Thirdly, the actual building has to be in good physical shape, meaning a good roof, sound foundation, no structural issues, etc. Physical problems will wipe out cash flow in a heartbeat. The last thing and probably the most important are the nuts and bolts of what makes an apartment building worth what it is. Below, I discuss what creates true value that translates to huge profits. These are all things you need to keep your eye and checkbook on the whole time of rehab and ownership. You may think your rehab is worth “X” thousands, but in reality, it’s only worth what the next investor is willing to pay and secondly what an appraiser appraises it for. See below for what these two guys value most.

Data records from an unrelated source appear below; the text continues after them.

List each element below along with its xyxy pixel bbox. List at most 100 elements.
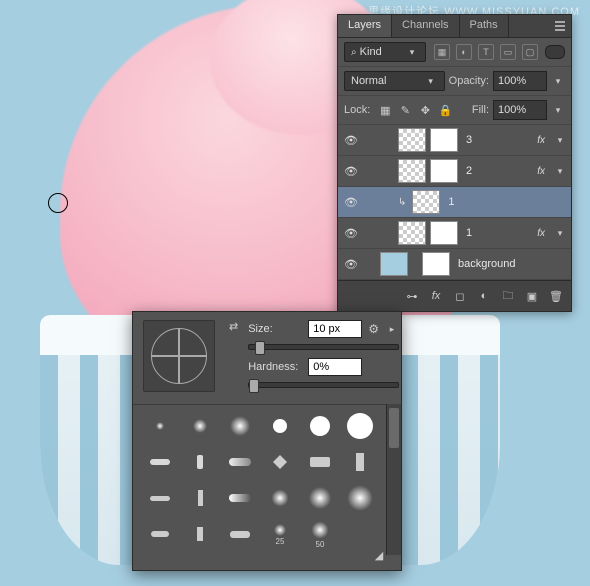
filter-shape-icon[interactable]: ▭	[500, 44, 516, 60]
panel-menu-icon[interactable]	[549, 15, 571, 37]
layer-name-label[interactable]: 1	[466, 227, 472, 239]
blend-mode-dropdown[interactable]: Normal ▾	[344, 71, 445, 91]
size-label: Size:	[248, 323, 302, 335]
brush-preset-size-label: 25	[276, 537, 285, 546]
brush-preset[interactable]	[141, 481, 179, 515]
layer-group-icon[interactable]: 🗀	[501, 289, 515, 303]
brush-preset[interactable]	[301, 409, 339, 443]
layer-row[interactable]: 👁 2 fx ▾	[338, 156, 571, 187]
panel-tabs: Layers Channels Paths	[338, 15, 571, 38]
tab-channels[interactable]: Channels	[392, 15, 459, 37]
brush-preset[interactable]: 50	[301, 517, 339, 551]
lock-position-icon[interactable]: ✥	[418, 103, 432, 117]
brush-preset[interactable]	[141, 445, 179, 479]
fill-input[interactable]: 100%	[493, 100, 547, 120]
layers-panel-footer: ⊶ fx ◻ ◐ 🗀 ▣ 🗑	[338, 280, 571, 311]
layer-name-label[interactable]: 1	[448, 196, 454, 208]
layer-thumbnail[interactable]	[398, 221, 426, 245]
brush-preset[interactable]	[301, 481, 339, 515]
brush-preset[interactable]	[341, 481, 379, 515]
filter-row: ⌕ Kind ▾ ▦ ◐ T ▭ ▢	[338, 38, 571, 67]
filter-type-icon[interactable]: T	[478, 44, 494, 60]
visibility-toggle-icon[interactable]: 👁	[342, 255, 360, 273]
fill-dropdown-icon[interactable]: ▾	[551, 103, 565, 117]
brush-settings-gear-icon[interactable]: ⚙	[368, 322, 379, 336]
brush-preset[interactable]	[141, 409, 179, 443]
layer-name-label[interactable]: background	[458, 258, 516, 270]
visibility-toggle-icon[interactable]: 👁	[342, 131, 360, 149]
new-layer-icon[interactable]: ▣	[525, 289, 539, 303]
fx-expand-icon[interactable]: ▾	[553, 226, 567, 240]
brush-preset[interactable]	[221, 445, 259, 479]
brush-preset[interactable]	[301, 445, 339, 479]
layer-fx-badge[interactable]: fx	[537, 166, 545, 177]
brush-preset[interactable]	[261, 409, 299, 443]
layer-row[interactable]: 👁 ↳ 1	[338, 187, 571, 218]
fx-expand-icon[interactable]: ▾	[553, 164, 567, 178]
brush-preset[interactable]	[341, 445, 379, 479]
hardness-slider[interactable]	[248, 382, 399, 388]
scrollbar-thumb[interactable]	[389, 408, 399, 448]
brush-preset[interactable]	[181, 445, 219, 479]
opacity-dropdown-icon[interactable]: ▾	[551, 74, 565, 88]
visibility-toggle-icon[interactable]: 👁	[342, 224, 360, 242]
filter-adjust-icon[interactable]: ◐	[456, 44, 472, 60]
layer-name-label[interactable]: 3	[466, 134, 472, 146]
layer-mask-thumbnail[interactable]	[422, 252, 450, 276]
layer-thumbnail[interactable]	[380, 252, 408, 276]
brush-preset[interactable]	[261, 445, 299, 479]
lock-transparent-icon[interactable]: ▦	[378, 103, 392, 117]
layers-panel: Layers Channels Paths ⌕ Kind ▾ ▦ ◐ T ▭ ▢…	[337, 14, 572, 312]
filter-smart-icon[interactable]: ▢	[522, 44, 538, 60]
brush-preset[interactable]	[261, 481, 299, 515]
layer-fx-badge[interactable]: fx	[537, 135, 545, 146]
size-input[interactable]	[308, 320, 362, 338]
lock-pixels-icon[interactable]: ✎	[398, 103, 412, 117]
layer-mask-thumbnail[interactable]	[430, 159, 458, 183]
layer-thumbnail[interactable]	[398, 128, 426, 152]
brush-preset[interactable]	[141, 517, 179, 551]
brush-preset[interactable]	[181, 517, 219, 551]
brush-preset[interactable]	[181, 409, 219, 443]
brush-preset[interactable]	[221, 517, 259, 551]
resize-handle-icon[interactable]: ◢	[365, 546, 393, 564]
adjustment-layer-icon[interactable]: ◐	[477, 289, 491, 303]
layer-thumbnail[interactable]	[398, 159, 426, 183]
filter-pixel-icon[interactable]: ▦	[434, 44, 450, 60]
brush-preset[interactable]	[341, 409, 379, 443]
layer-mask-thumbnail[interactable]	[430, 128, 458, 152]
kind-filter-dropdown[interactable]: ⌕ Kind ▾	[344, 42, 426, 62]
brush-preset[interactable]: 25	[261, 517, 299, 551]
brush-preset[interactable]	[181, 481, 219, 515]
tab-paths[interactable]: Paths	[460, 15, 509, 37]
lock-all-icon[interactable]: 🔒	[438, 103, 452, 117]
layer-name-label[interactable]: 2	[466, 165, 472, 177]
hardness-input[interactable]	[308, 358, 362, 376]
brush-preset[interactable]	[221, 481, 259, 515]
layer-row[interactable]: 👁 3 fx ▾	[338, 125, 571, 156]
flip-brush-icon[interactable]: ⇄	[229, 320, 238, 332]
brush-preset[interactable]	[221, 409, 259, 443]
filter-toggle-switch[interactable]	[545, 45, 565, 59]
layer-thumbnail[interactable]	[412, 190, 440, 214]
layer-style-icon[interactable]: fx	[429, 289, 443, 303]
layer-row[interactable]: 👁 background	[338, 249, 571, 280]
size-slider[interactable]	[248, 344, 399, 350]
brush-tip-preview[interactable]	[143, 320, 215, 392]
visibility-toggle-icon[interactable]: 👁	[342, 162, 360, 180]
link-layers-icon[interactable]: ⊶	[405, 289, 419, 303]
layer-mask-thumbnail[interactable]	[430, 221, 458, 245]
layer-fx-badge[interactable]: fx	[537, 228, 545, 239]
brush-presets-grid: 25 50	[133, 404, 401, 555]
layer-row[interactable]: 👁 1 fx ▾	[338, 218, 571, 249]
opacity-input[interactable]: 100%	[493, 71, 547, 91]
visibility-toggle-icon[interactable]: 👁	[342, 193, 360, 211]
clipping-mask-icon: ↳	[398, 197, 406, 208]
brush-preset-panel: ⇄ Size: ⚙ ▸ Hardness:	[132, 311, 402, 571]
delete-layer-icon[interactable]: 🗑	[549, 289, 563, 303]
tab-layers[interactable]: Layers	[338, 15, 392, 37]
layer-mask-icon[interactable]: ◻	[453, 289, 467, 303]
fx-expand-icon[interactable]: ▾	[553, 133, 567, 147]
brush-grid-scrollbar[interactable]	[386, 404, 401, 555]
brush-menu-icon[interactable]: ▸	[385, 322, 399, 336]
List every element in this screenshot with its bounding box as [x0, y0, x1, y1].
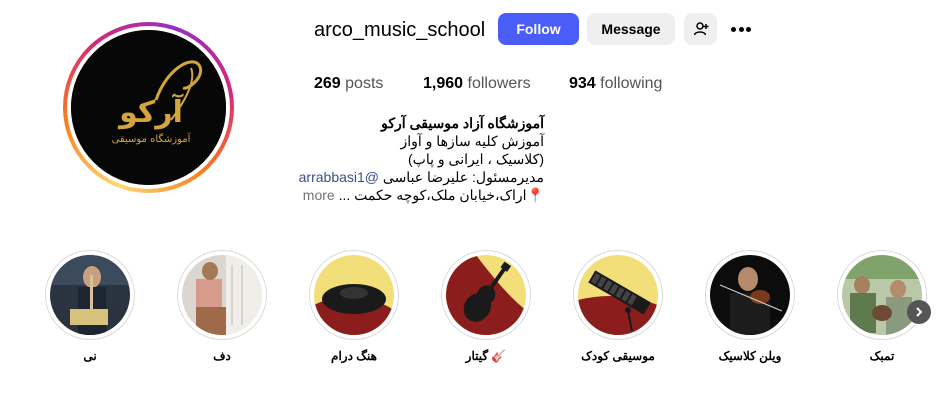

Net operating income (NOI) – net operating income is defined as the amount of income you collect after vacancies and operating expenses are paid. It does not include mortgage or interest payments.
Let’s demonstrate the power of the NOI:
• This 24-unit garden-style apartment complex is in an 8 cap area of town. By increasing the rent and lowering expenses over time, you have increased the NOI by $20,000. To see how much value you added, do the following math:
$20,000/8 cap = $250,000 in increased value alone. That’s $250,000!!
Leases – some say when you buy a commercial property, you are buying the leases and the property comes for free! That’s how important the leases are to a commercial property. What do you think is more valuable to a bank or appraiser given that both tenants are paying the same rents each month: a) a 50-unit apartment community with everyone on a 12-month lease Or b) a 50-unit apartment community with everyone on week-to-week leases?
Comparable sales – look at what sold for the last 6 months, not 12. Going back 12 is what real estate agents will give you, but this market is far too volatile for 12 month to mean anything to you. Evaluate what each comparable property sold for per unit. Compare it to what you are buying yours for. If your price is higher, you may be paying too much, do more research, or lower your price. Be smart and don’t get caught up in the emotions of the deal. If the deal is meant for you, it’ll come to you.
Location – unfortunately, location is an unchangeable factor. You can fix up a property, but you cannot fix up its location. An ideal situation to be in for rehabbing any apartment building would be to have an ugly property in a great location. That way, once you fix up the property, the value of the property will match the value of the location. Got it?